Adopting a hybrid format, ANTIBODIES is able to broadly extend its reach, also appealing to diverse social groups that might’ve not been interested otherwise. Additionally, it provides security in today’s unstable world: ANTIBODIES exist beyond any restrictions, able to accompany people from the first lockdown to the reopening of all public spaces.
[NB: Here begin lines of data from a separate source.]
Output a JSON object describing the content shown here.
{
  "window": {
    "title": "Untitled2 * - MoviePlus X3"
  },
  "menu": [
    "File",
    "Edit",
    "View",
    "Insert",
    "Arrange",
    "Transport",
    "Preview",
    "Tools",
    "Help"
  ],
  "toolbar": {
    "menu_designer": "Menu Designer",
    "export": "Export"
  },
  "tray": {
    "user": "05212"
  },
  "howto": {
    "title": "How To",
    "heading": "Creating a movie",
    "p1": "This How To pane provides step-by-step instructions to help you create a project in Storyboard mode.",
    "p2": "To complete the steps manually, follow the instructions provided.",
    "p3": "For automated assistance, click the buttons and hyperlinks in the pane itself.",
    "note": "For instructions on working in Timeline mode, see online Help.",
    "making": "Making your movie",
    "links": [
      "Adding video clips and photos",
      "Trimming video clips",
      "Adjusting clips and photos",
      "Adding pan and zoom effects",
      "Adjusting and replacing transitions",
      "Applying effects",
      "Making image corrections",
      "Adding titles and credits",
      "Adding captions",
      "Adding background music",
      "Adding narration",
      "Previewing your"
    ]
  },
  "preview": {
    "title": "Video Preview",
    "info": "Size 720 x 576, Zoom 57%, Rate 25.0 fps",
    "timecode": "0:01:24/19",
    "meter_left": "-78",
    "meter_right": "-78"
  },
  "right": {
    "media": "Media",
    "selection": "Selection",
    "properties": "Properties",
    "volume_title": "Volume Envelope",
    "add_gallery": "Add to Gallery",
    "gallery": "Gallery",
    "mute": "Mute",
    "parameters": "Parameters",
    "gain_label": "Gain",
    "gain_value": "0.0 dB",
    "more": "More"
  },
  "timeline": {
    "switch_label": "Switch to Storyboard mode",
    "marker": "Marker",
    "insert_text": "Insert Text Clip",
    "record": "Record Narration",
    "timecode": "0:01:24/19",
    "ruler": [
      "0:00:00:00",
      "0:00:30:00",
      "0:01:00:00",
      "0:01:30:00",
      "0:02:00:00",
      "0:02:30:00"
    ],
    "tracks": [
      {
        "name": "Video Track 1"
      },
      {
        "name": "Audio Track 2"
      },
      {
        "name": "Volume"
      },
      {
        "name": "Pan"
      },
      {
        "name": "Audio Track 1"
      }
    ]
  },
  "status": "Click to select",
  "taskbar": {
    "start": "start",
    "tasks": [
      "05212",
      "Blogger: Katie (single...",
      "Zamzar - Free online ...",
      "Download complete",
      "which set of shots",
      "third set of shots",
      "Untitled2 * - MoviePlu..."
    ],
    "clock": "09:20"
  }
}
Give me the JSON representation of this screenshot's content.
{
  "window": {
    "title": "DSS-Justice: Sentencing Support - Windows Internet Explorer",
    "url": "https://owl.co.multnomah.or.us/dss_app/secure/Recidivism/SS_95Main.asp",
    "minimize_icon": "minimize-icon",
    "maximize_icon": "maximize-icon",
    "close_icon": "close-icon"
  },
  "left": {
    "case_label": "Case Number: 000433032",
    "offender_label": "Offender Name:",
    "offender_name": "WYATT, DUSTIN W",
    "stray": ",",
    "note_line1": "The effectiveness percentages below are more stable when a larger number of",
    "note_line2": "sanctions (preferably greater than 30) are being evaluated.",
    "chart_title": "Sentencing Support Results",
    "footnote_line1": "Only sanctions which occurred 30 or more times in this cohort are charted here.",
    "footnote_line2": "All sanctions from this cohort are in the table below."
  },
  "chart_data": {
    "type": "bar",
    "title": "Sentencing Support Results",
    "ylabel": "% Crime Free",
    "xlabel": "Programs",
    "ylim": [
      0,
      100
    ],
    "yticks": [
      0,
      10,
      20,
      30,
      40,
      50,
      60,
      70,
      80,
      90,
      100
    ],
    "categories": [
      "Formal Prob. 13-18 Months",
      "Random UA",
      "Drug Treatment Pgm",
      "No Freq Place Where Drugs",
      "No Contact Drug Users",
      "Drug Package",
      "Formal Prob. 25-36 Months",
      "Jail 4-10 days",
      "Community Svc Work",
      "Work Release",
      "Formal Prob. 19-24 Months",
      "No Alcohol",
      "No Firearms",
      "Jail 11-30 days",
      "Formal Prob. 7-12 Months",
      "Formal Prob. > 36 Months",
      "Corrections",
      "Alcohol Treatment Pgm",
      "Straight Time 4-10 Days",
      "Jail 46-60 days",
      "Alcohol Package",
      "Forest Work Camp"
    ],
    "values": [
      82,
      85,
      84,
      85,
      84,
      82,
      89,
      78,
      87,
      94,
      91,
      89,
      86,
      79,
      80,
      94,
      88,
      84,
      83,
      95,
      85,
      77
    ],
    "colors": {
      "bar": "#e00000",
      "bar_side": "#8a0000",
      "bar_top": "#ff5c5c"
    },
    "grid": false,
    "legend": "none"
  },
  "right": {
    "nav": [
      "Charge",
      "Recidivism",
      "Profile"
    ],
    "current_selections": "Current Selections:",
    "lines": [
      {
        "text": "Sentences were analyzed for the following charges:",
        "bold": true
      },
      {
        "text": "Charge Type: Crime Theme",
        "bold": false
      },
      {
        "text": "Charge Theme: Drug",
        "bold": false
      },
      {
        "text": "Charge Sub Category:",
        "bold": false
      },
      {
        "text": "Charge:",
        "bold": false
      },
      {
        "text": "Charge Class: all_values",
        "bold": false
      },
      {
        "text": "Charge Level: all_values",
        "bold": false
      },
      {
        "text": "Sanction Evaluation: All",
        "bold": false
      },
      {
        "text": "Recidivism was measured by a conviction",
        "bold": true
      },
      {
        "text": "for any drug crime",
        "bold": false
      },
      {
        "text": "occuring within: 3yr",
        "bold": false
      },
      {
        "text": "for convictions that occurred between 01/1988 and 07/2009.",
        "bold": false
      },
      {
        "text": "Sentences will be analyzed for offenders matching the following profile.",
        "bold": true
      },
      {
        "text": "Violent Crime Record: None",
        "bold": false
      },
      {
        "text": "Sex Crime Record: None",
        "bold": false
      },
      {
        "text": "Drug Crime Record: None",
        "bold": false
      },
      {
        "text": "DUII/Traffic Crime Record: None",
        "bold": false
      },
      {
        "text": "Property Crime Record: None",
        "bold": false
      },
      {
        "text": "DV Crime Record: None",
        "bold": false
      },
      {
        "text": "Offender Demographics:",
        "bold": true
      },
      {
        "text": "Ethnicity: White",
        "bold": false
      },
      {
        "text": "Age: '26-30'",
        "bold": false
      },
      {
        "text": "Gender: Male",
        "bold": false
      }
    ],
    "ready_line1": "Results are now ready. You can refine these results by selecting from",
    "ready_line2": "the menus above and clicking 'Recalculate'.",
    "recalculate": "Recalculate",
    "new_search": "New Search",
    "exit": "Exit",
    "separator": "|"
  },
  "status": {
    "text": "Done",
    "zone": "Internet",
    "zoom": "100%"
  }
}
The piece can also be presented indoors and outdoors, night and day, which makes for a modular installation able to elevate any public space.

Additional Information

With no other options to sustain our social human nature, we are forced to engage with the virtual communication platforms, no questions asked. On top of the security risks, we also become completely exposed as these technologies listen to our conversations, track our movements and study our behaviours. ANTIBODIES brings this to light by clearly visualizing the active tracking action with overlaid graphics that follow our faces’ every move. The piece also highlights the issue of self-awareness: in real life you only see others around you, never yourself, whereas in this “new normal” scenario you are also in the crowd you perceive, which can provoke a plethora of emotions from susceptibility to restraint and insecurity. Finally, it points to how easy it is to be “present” yet completely absent-minded in such contexts, pretending to pay attention only by being in front of a screen.